Perhaps the most heartbreaking aspect of ‘Eva’s Story’, is Eva’s reunion and loss of her father and brother. If ‘Eva’s Story’ wasn’t a nightmarish reality, then her interactions with her father within Auschwitz-Birkenau is almost like something out of a movie. Readers are elated to discover that Eva was briefly reunited with her father against all the odds, whilst they were living within separate sections inside the camp. Unfortunately, readers are later left utterly devastated when they learn that Eva’s happiness was short-lived. Her father and her brother were not destined to survive the war, and so through the pages of this book readers encounter the most dramatic consequences of the Holocaust.
On a much lighter note, I personally loved the close relationship between Eva and her mother – ‘Mutti’. Their experiences within Auschwitz-Birkenau was so closely intertwined, that sometimes Eva’s story was interrupted by that of her mother’s. Mutti’s account of her own imprisonment, gives readers an snapshot into other areas of the camp, as well as interactions with infamous members of the SS. The friendships that the two women formed within the camp, and the self-sacrifice that comes with it, was also very endearing to read.

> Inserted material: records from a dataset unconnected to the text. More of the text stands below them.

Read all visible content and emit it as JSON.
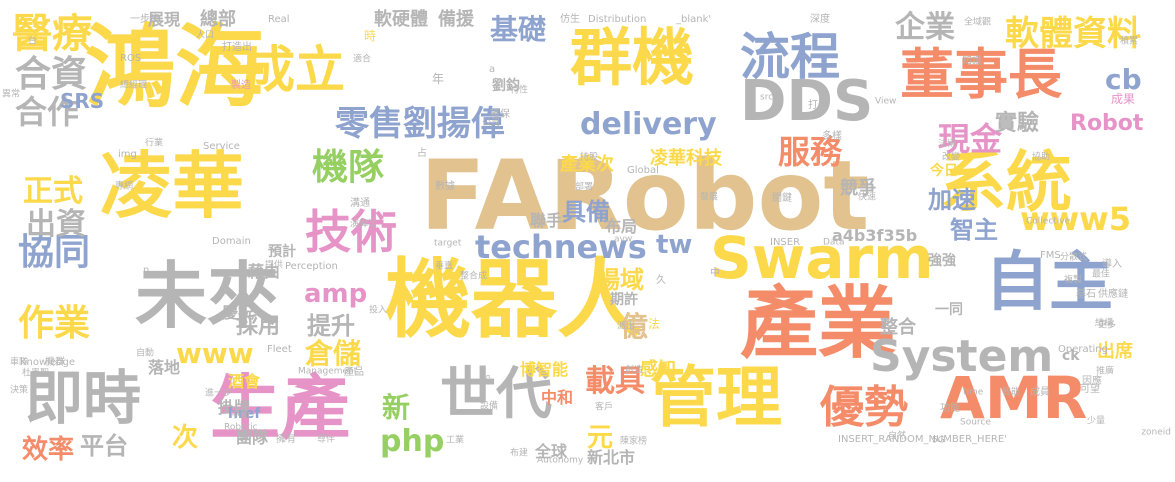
{
  "palette": {
    "yellow": "#fcd94a",
    "orange": "#f48c6a",
    "blue": "#8fa3cf",
    "gray": "#b5b5b5",
    "green": "#96cf62",
    "pink": "#e694c7",
    "tan": "#e2c28f"
  },
  "words": [
    {
      "text": "FARobot",
      "color": "tan"
    },
    {
      "text": "鴻海",
      "color": "yellow"
    },
    {
      "text": "機器人",
      "color": "yellow"
    },
    {
      "text": "產業",
      "color": "orange"
    },
    {
      "text": "凌華",
      "color": "yellow"
    },
    {
      "text": "系統",
      "color": "yellow"
    },
    {
      "text": "群機",
      "color": "yellow"
    },
    {
      "text": "自主",
      "color": "blue"
    },
    {
      "text": "未來",
      "color": "gray"
    },
    {
      "text": "生產",
      "color": "pink"
    },
    {
      "text": "管理",
      "color": "yellow"
    },
    {
      "text": "董事長",
      "color": "orange"
    },
    {
      "text": "流程",
      "color": "blue"
    },
    {
      "text": "成立",
      "color": "yellow"
    },
    {
      "text": "Swarm",
      "color": "yellow"
    },
    {
      "text": "AMR",
      "color": "orange"
    },
    {
      "text": "DDS",
      "color": "gray"
    },
    {
      "text": "即時",
      "color": "gray"
    },
    {
      "text": "世代",
      "color": "gray"
    },
    {
      "text": "技術",
      "color": "pink"
    },
    {
      "text": "System",
      "color": "gray"
    },
    {
      "text": "優勢",
      "color": "orange"
    },
    {
      "text": "醫療",
      "color": "yellow"
    },
    {
      "text": "軟體資料",
      "color": "yellow"
    },
    {
      "text": "合資",
      "color": "gray"
    },
    {
      "text": "零售劉揚偉",
      "color": "blue"
    },
    {
      "text": "合作",
      "color": "gray"
    },
    {
      "text": "機隊",
      "color": "green"
    },
    {
      "text": "協同",
      "color": "blue"
    },
    {
      "text": "作業",
      "color": "yellow"
    },
    {
      "text": "technews",
      "color": "blue"
    },
    {
      "text": "www5",
      "color": "yellow"
    },
    {
      "text": "delivery",
      "color": "blue"
    },
    {
      "text": "cb",
      "color": "blue"
    },
    {
      "text": "正式",
      "color": "yellow"
    },
    {
      "text": "出資",
      "color": "gray"
    },
    {
      "text": "現金",
      "color": "pink"
    },
    {
      "text": "服務",
      "color": "orange"
    },
    {
      "text": "企業",
      "color": "gray"
    },
    {
      "text": "基礎",
      "color": "blue"
    },
    {
      "text": "php",
      "color": "green"
    },
    {
      "text": "www",
      "color": "yellow"
    },
    {
      "text": "倉儲",
      "color": "yellow"
    },
    {
      "text": "載具",
      "color": "orange"
    },
    {
      "text": "新",
      "color": "green"
    },
    {
      "text": "元",
      "color": "yellow"
    },
    {
      "text": "效率",
      "color": "orange"
    },
    {
      "text": "平台",
      "color": "gray"
    },
    {
      "text": "次",
      "color": "yellow"
    },
    {
      "text": "amp",
      "color": "pink"
    },
    {
      "text": "tw",
      "color": "blue"
    },
    {
      "text": "場域",
      "color": "yellow"
    },
    {
      "text": "提升",
      "color": "gray"
    },
    {
      "text": "採用",
      "color": "gray"
    },
    {
      "text": "億",
      "color": "tan"
    },
    {
      "text": "加速",
      "color": "blue"
    },
    {
      "text": "智主",
      "color": "blue"
    },
    {
      "text": "Robot",
      "color": "pink"
    },
    {
      "text": "實驗",
      "color": "gray"
    },
    {
      "text": "具備",
      "color": "blue"
    },
    {
      "text": "SRS",
      "color": "blue"
    },
    {
      "text": "軟硬體",
      "color": "gray"
    },
    {
      "text": "備援",
      "color": "gray"
    },
    {
      "text": "總部",
      "color": "gray"
    },
    {
      "text": "展現",
      "color": "gray"
    },
    {
      "text": "凌華科技",
      "color": "yellow"
    },
    {
      "text": "產業次",
      "color": "yellow"
    },
    {
      "text": "競爭",
      "color": "gray"
    },
    {
      "text": "感知",
      "color": "yellow"
    },
    {
      "text": "整合",
      "color": "gray"
    },
    {
      "text": "出席",
      "color": "yellow"
    },
    {
      "text": "博智能",
      "color": "yellow"
    },
    {
      "text": "中和",
      "color": "orange"
    },
    {
      "text": "新北市",
      "color": "gray"
    },
    {
      "text": "全球",
      "color": "gray"
    },
    {
      "text": "落地",
      "color": "gray"
    },
    {
      "text": "藉由",
      "color": "gray"
    },
    {
      "text": "慶祝",
      "color": "gray"
    },
    {
      "text": "掛牌",
      "color": "gray"
    },
    {
      "text": "酒會",
      "color": "yellow"
    },
    {
      "text": "href",
      "color": "blue"
    },
    {
      "text": "a4b3f35b",
      "color": "gray"
    },
    {
      "text": "聯手",
      "color": "gray"
    },
    {
      "text": "布局",
      "color": "gray"
    },
    {
      "text": "團隊",
      "color": "gray"
    },
    {
      "text": "今日",
      "color": "yellow"
    },
    {
      "text": "強強",
      "color": "gray"
    },
    {
      "text": "一同",
      "color": "gray"
    },
    {
      "text": "ck",
      "color": "gray"
    },
    {
      "text": "成果",
      "color": "pink"
    },
    {
      "text": "期許",
      "color": "gray"
    },
    {
      "text": "預計",
      "color": "gray"
    },
    {
      "text": "劉鈞",
      "color": "gray"
    },
    {
      "text": "年",
      "color": "gray"
    },
    {
      "text": "時",
      "color": "yellow"
    },
    {
      "text": "法",
      "color": "yellow"
    },
    {
      "text": "一步步",
      "color": "gray"
    },
    {
      "text": "人口",
      "color": "gray"
    },
    {
      "text": "打造出",
      "color": "gray"
    },
    {
      "text": "Real",
      "color": "gray"
    },
    {
      "text": "仿生",
      "color": "gray"
    },
    {
      "text": "Distribution",
      "color": "gray"
    },
    {
      "text": "_blank'",
      "color": "gray"
    },
    {
      "text": "深度",
      "color": "gray"
    },
    {
      "text": "全域觀",
      "color": "gray"
    },
    {
      "text": "積累",
      "color": "gray"
    },
    {
      "text": "ROS",
      "color": "gray"
    },
    {
      "text": "總經理",
      "color": "gray"
    },
    {
      "text": "製造",
      "color": "pink"
    },
    {
      "text": "適合",
      "color": "gray"
    },
    {
      "text": "異常",
      "color": "gray"
    },
    {
      "text": "View",
      "color": "gray"
    },
    {
      "text": "知識",
      "color": "gray"
    },
    {
      "text": "特性",
      "color": "gray"
    },
    {
      "text": "打造",
      "color": "gray"
    },
    {
      "text": "src",
      "color": "gray"
    },
    {
      "text": "確保",
      "color": "gray"
    },
    {
      "text": "公司",
      "color": "gray"
    },
    {
      "text": "多樣",
      "color": "gray"
    },
    {
      "text": "Service",
      "color": "gray"
    },
    {
      "text": "行業",
      "color": "gray"
    },
    {
      "text": "img",
      "color": "gray"
    },
    {
      "text": "持股",
      "color": "gray"
    },
    {
      "text": "改變",
      "color": "gray"
    },
    {
      "text": "協助",
      "color": "gray"
    },
    {
      "text": "法博",
      "color": "gray"
    },
    {
      "text": "數據",
      "color": "gray"
    },
    {
      "text": "部署",
      "color": "gray"
    },
    {
      "text": "Global",
      "color": "gray"
    },
    {
      "text": "發展",
      "color": "gray"
    },
    {
      "text": "關鍵",
      "color": "gray"
    },
    {
      "text": "快速",
      "color": "gray"
    },
    {
      "text": "專網",
      "color": "gray"
    },
    {
      "text": "溝通",
      "color": "gray"
    },
    {
      "text": "演算法",
      "color": "gray"
    },
    {
      "text": "Collective",
      "color": "gray"
    },
    {
      "text": "Domain",
      "color": "gray"
    },
    {
      "text": "target",
      "color": "gray"
    },
    {
      "text": "avw",
      "color": "gray"
    },
    {
      "text": "INSER",
      "color": "gray"
    },
    {
      "text": "Data",
      "color": "gray"
    },
    {
      "text": "FMS",
      "color": "gray"
    },
    {
      "text": "分散式",
      "color": "gray"
    },
    {
      "text": "導入",
      "color": "gray"
    },
    {
      "text": "最佳",
      "color": "gray"
    },
    {
      "text": "複製",
      "color": "gray"
    },
    {
      "text": "基石",
      "color": "gray"
    },
    {
      "text": "供應鏈",
      "color": "gray"
    },
    {
      "text": "提供",
      "color": "gray"
    },
    {
      "text": "Perception",
      "color": "gray"
    },
    {
      "text": "垂直",
      "color": "gray"
    },
    {
      "text": "整合成",
      "color": "gray"
    },
    {
      "text": "投入",
      "color": "gray"
    },
    {
      "text": "結構",
      "color": "gray"
    },
    {
      "text": "更多",
      "color": "gray"
    },
    {
      "text": "派出",
      "color": "gray"
    },
    {
      "text": "Fleet",
      "color": "gray"
    },
    {
      "text": "Operating",
      "color": "gray"
    },
    {
      "text": "Knowledge",
      "color": "gray"
    },
    {
      "text": "機群",
      "color": "gray"
    },
    {
      "text": "自動",
      "color": "gray"
    },
    {
      "text": "車隊",
      "color": "gray"
    },
    {
      "text": "杜墨聖",
      "color": "gray"
    },
    {
      "text": "Management",
      "color": "gray"
    },
    {
      "text": "產品",
      "color": "gray"
    },
    {
      "text": "股",
      "color": "gray"
    },
    {
      "text": "創造",
      "color": "gray"
    },
    {
      "text": "推廣",
      "color": "gray"
    },
    {
      "text": "因應",
      "color": "gray"
    },
    {
      "text": "決策",
      "color": "gray"
    },
    {
      "text": "進一步",
      "color": "gray"
    },
    {
      "text": "客戶",
      "color": "gray"
    },
    {
      "text": "智能",
      "color": "gray"
    },
    {
      "text": "成員",
      "color": "gray"
    },
    {
      "text": "time",
      "color": "gray"
    },
    {
      "text": "可望",
      "color": "gray"
    },
    {
      "text": "Robotic",
      "color": "gray"
    },
    {
      "text": "中斷",
      "color": "gray"
    },
    {
      "text": "設備",
      "color": "gray"
    },
    {
      "text": "功能",
      "color": "gray"
    },
    {
      "text": "少量",
      "color": "gray"
    },
    {
      "text": "Source",
      "color": "gray"
    },
    {
      "text": "zoneid",
      "color": "gray"
    },
    {
      "text": "擁有",
      "color": "gray"
    },
    {
      "text": "尊伴",
      "color": "gray"
    },
    {
      "text": "工業",
      "color": "gray"
    },
    {
      "text": "布建",
      "color": "gray"
    },
    {
      "text": "Autonomy",
      "color": "gray"
    },
    {
      "text": "陳家榜",
      "color": "gray"
    },
    {
      "text": "INSERT_RANDOM_NUMBER_HERE'",
      "color": "gray"
    },
    {
      "text": "自然",
      "color": "gray"
    },
    {
      "text": "5G",
      "color": "gray"
    },
    {
      "text": "久",
      "color": "gray"
    },
    {
      "text": "n",
      "color": "gray"
    },
    {
      "text": "台",
      "color": "gray"
    },
    {
      "text": "a",
      "color": "gray"
    },
    {
      "text": "占",
      "color": "gray"
    },
    {
      "text": "中",
      "color": "gray"
    }
  ]
}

Auschwitz was finally liberated by the Russians in 1945, yet what many people don’t realise is that the struggle didn’t end there for many of the camp inmates, including Eva and her mother. Readers follow them as they travel through wartime Russia, where they encounter devastating scenes of destruction, and supportive individuals whom they couldn’t understand. Eva recollects her memories surrounding her return to Austria, as well as her grief over the death of her brother and father. Yet when Otto Frank, – (Anne Frank’s father) – enters Eva and Mutti’s life once more after the war, readers know that they are all on the slow road to recovery. Within the final pages of the book, Eva informs the reader how her mother eventually found happiness with Otto Frank, and how Eva herself amazingly moved on to establish her own family and career.

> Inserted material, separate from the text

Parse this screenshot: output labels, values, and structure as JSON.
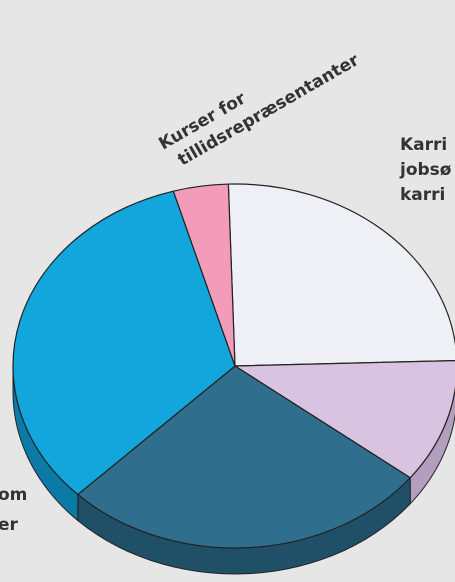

Ultimately however, ‘Eva’s Story: A Survivor’s Tale by the Step-Sister of Anne Frank’ is a miraculous, open and shocking tale. It recollects how a young girl experienced and eventually overcame the horrors of the Holocaust. As I said before, this book is certainly not a light read. It is intense, emotional and utterly captivating throughout. Readers become deeply involved with Eva and her family’s plight; sharing in their moments of fear, love, loss and rehabilitation. Anne Frank is not often mentioned in the book, because Eva’s mother only because associated with Anne’s father after the war. Yet this book, combined with Anne Frank’s diary, gives future generations a private, honest, human and diverse insight into the history of the Holocaust.